Suzuki Grand Vitara review 2013
Since its introduction in 1988, Suzuki’s Vitara has become a highly successful car. That's despite the fact that neither the first-generation car, nor its replacement introduced in 1998, was a particularly competitive on-road performer. Against that they were attractive, well-priced and fairly good off-road.
That’s not good enough these days. The current Grand Vitara has to hold its head above water in a busy sector of the market, and while it offers more in the way of traditional off-roading hardware than its more modern rivals, the trade-off could be a lack of the sophistication now normal in the compact SUV class.
Granted, most more recent opposition is also more expensive, but the success of the sector shows that people are prepared to pay. This road test features the 2.0-litre petrol version with 138bhp, an engine now supplanted by a 166bhp 2.4. A 127bhp, 1.9-litre, Renault-sourced turbodiesel is also offered.
As an example of that diminishing breed, a 'proper' 4x4, the Suzuki Grand Vitara gets a low-ratio transfer ’box and locking differentials for its permanent four-wheel drive. But the 2.0-litre petrol engine that feeds them, and is tested here, is not the Grand Vitara’s strongest point. It’s reasonably brisk, posting a 0-60mph time of 10.8sec, and quiet enough at idle, but over 3500rpm it becomes vocal and is increasingly intrusive towards the 6600rpm red line.
Fortunately, it’s at lower revs that it seems to do its best work, as our in-gear figures show: it covers 20-40mph in third just as quickly as it covers 40-60mph. And despite developing peak power at 6000rpm, there’s actually very little point in taking it past 5000rpm unless you’re a noise fetishist. At a motorway cruise of 70mph or so noise levels are respectable, but up the speed and the engine becomes intrusive. Engine aside, and remember here that current versions have grown to 2.4 litres and 166bhp, the Grand Vitara’s mechanical refinement is reasonable.

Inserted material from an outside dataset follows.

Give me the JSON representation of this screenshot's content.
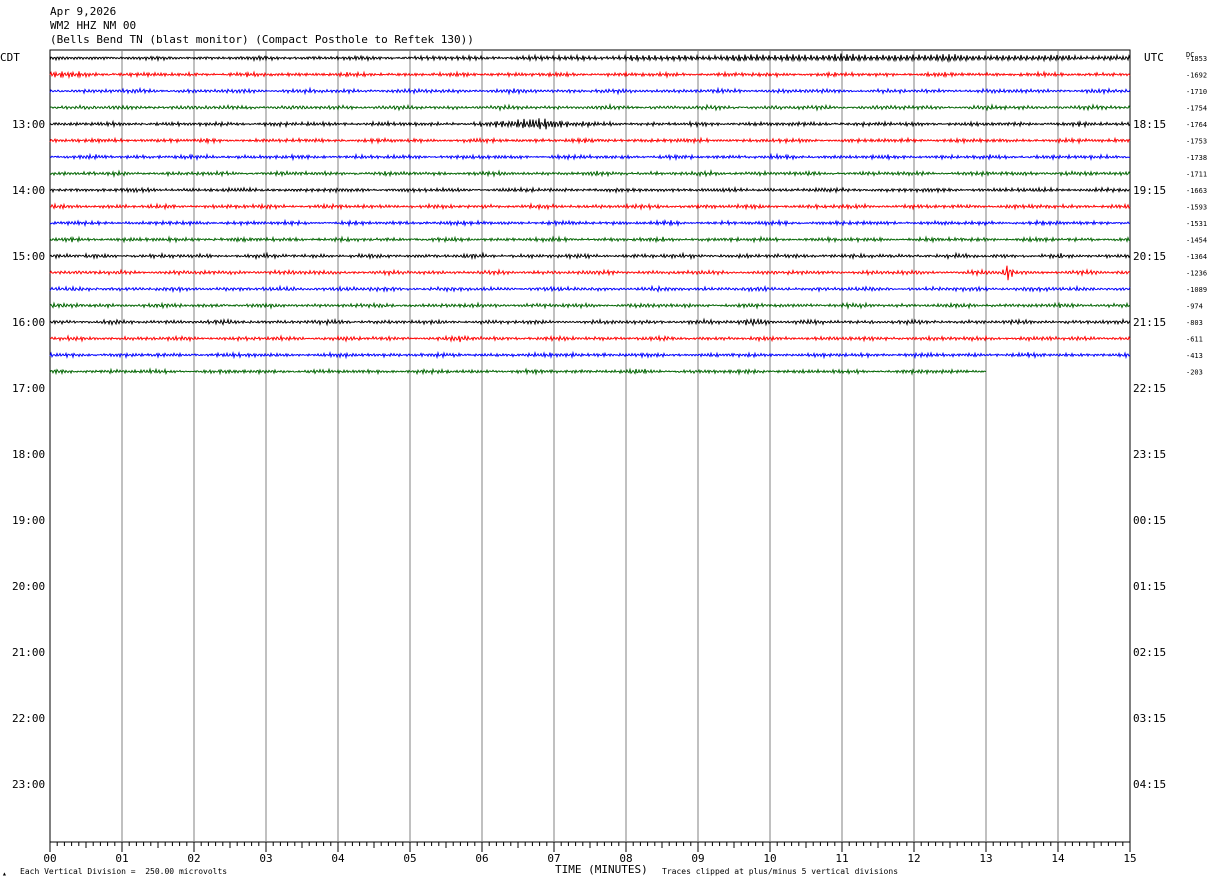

The gearshift has a long but accurate throw, and if you change gears slowly and deliberately it is not unpleasant to use. However, there’s some driveline shunt at low speeds and, if you attempt swifter gearchanges, it can baulk. A four-speed automatic gearbox is available but best avoided: the shifts are slow and jerky, and the ratios are so far apart that the engine is frequently either out of its powerband or in a raucous kick-down. On both manual and auto versions there is some transmission whine at low speed. It recedes once you’ve moved through the gears, although engine noise (subsequently accompanied by wind noise and tyre roar) then takes over.